Walking is experiencing the micro-seasons of a day: you feel the cold of dawn in your bones, you hear the insects rise with the sun, you taste dust in the afternoon, and then the stillness that comes before evening. What we try to do at Noma [is locate] a feeling of time and place. We ask ourselves all the time—what does today taste like? And through our imagination and creativity we try to surprise our guests, and put them in that place, that mindset. I find walking does the same: it puts you in a time and place, more than any other way of traveling.
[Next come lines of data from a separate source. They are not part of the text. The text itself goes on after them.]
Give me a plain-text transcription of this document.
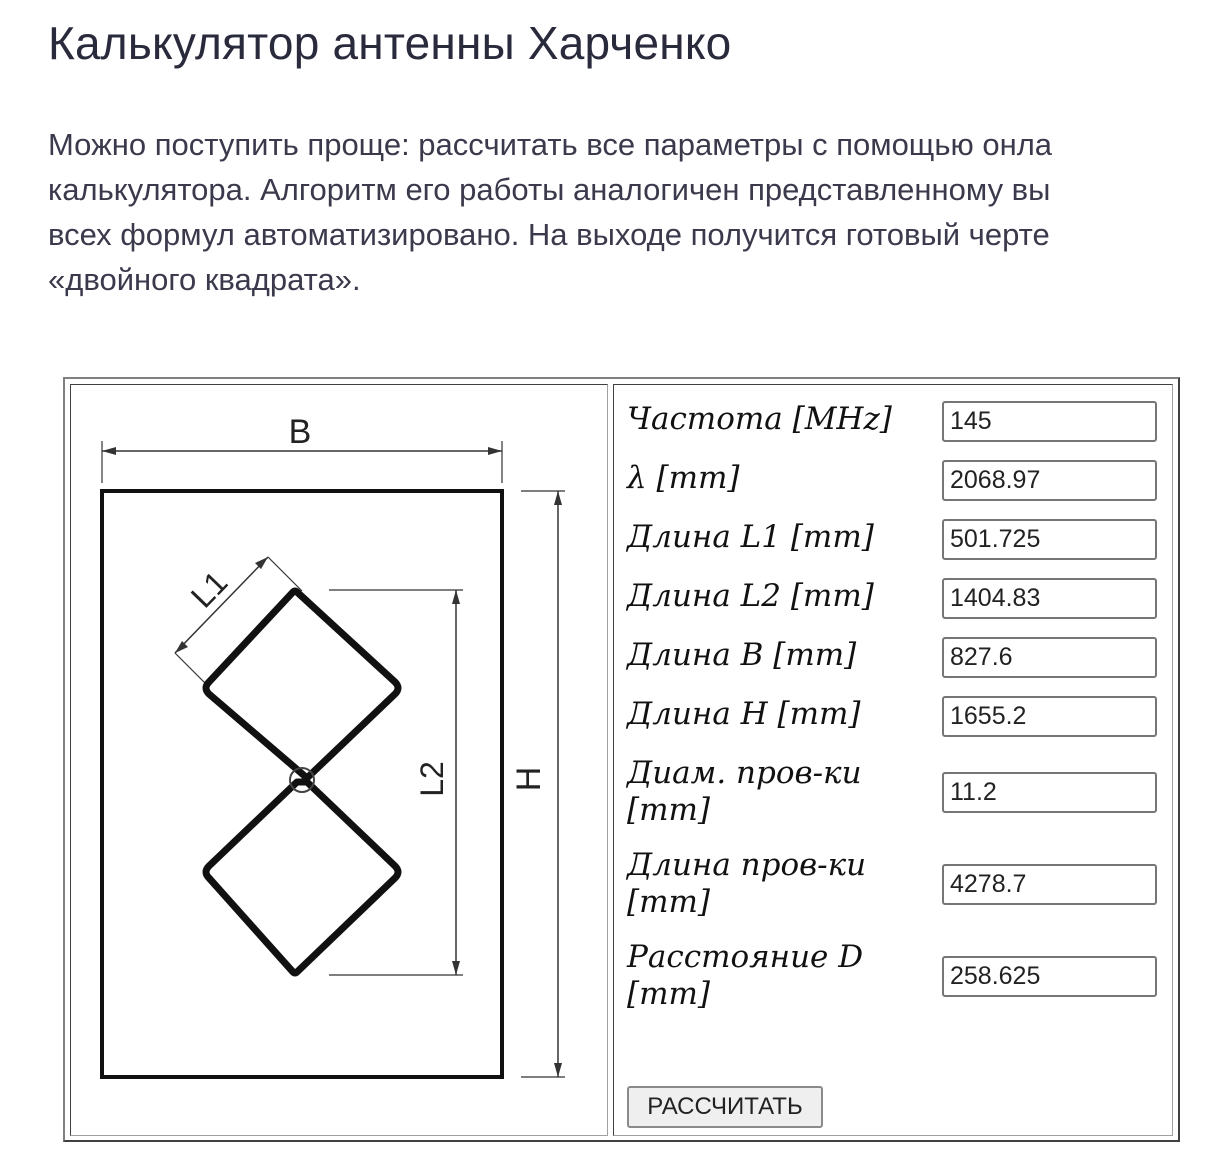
Калькулятор антенны Харченко

Можно поступить проще: рассчитать все параметры с помощью онла
калькулятора. Алгоритм его работы аналогичен представленному вы
всех формул автоматизировано. На выходе получится готовый черте
«двойного квадрата».

B
H
L2
L1
Частота [MHz]
145
λ [mm]
2068.97
Длина L1 [mm]
501.725
Длина L2 [mm]
1404.83
Длина B [mm]
827.6
Длина H [mm]
1655.2
Диам. пров-ки [mm]
11.2
Длина пров-ки [mm]
4278.7
Расстояние D [mm]
258.625
РАССЧИТАТЬ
The great thing about walking on a longer trail is that you’ll typically experience several different landscapes: farmland, meadow, farmland again, then meadow, the peak of a small mountain, coastline, places where the temperature suddenly drops ten degrees just from the altitude. And so when you walk in a place like Asturias or Galicia in Spain, you find in villages and farmland bushes of bay laurel—the smell when you crush a leaf between your fingers—wild fennel everywhere with stalks brushing against your legs, oregano hanging to dry on porches. And then, as you move more into the landscape, you see sorrel with its tangy leaves, wild asparagus poking out of the soil, thistles standing sharp, and fruits: wild cherries, and if it’s the right season, wild strawberries, sweet and tiny. But of course, for all of this to be noticed—or to be eaten—you need to know where it is and how to look.
When I go on my walks, it’s to clear the mind first. It usually takes me about a week to really relax. And it’s not relaxation in the sense of lying down—I’m walking 30 kilometers every day—it’s very physical, but the mind relaxes. You feel it almost as a thump in the skull after a week, like a pressure valve opening, your brain just goes poof. And then, depending on how much time you have, with each passing day or week, you start seeing the future clearer: What’s next? That’s how LA came to be.”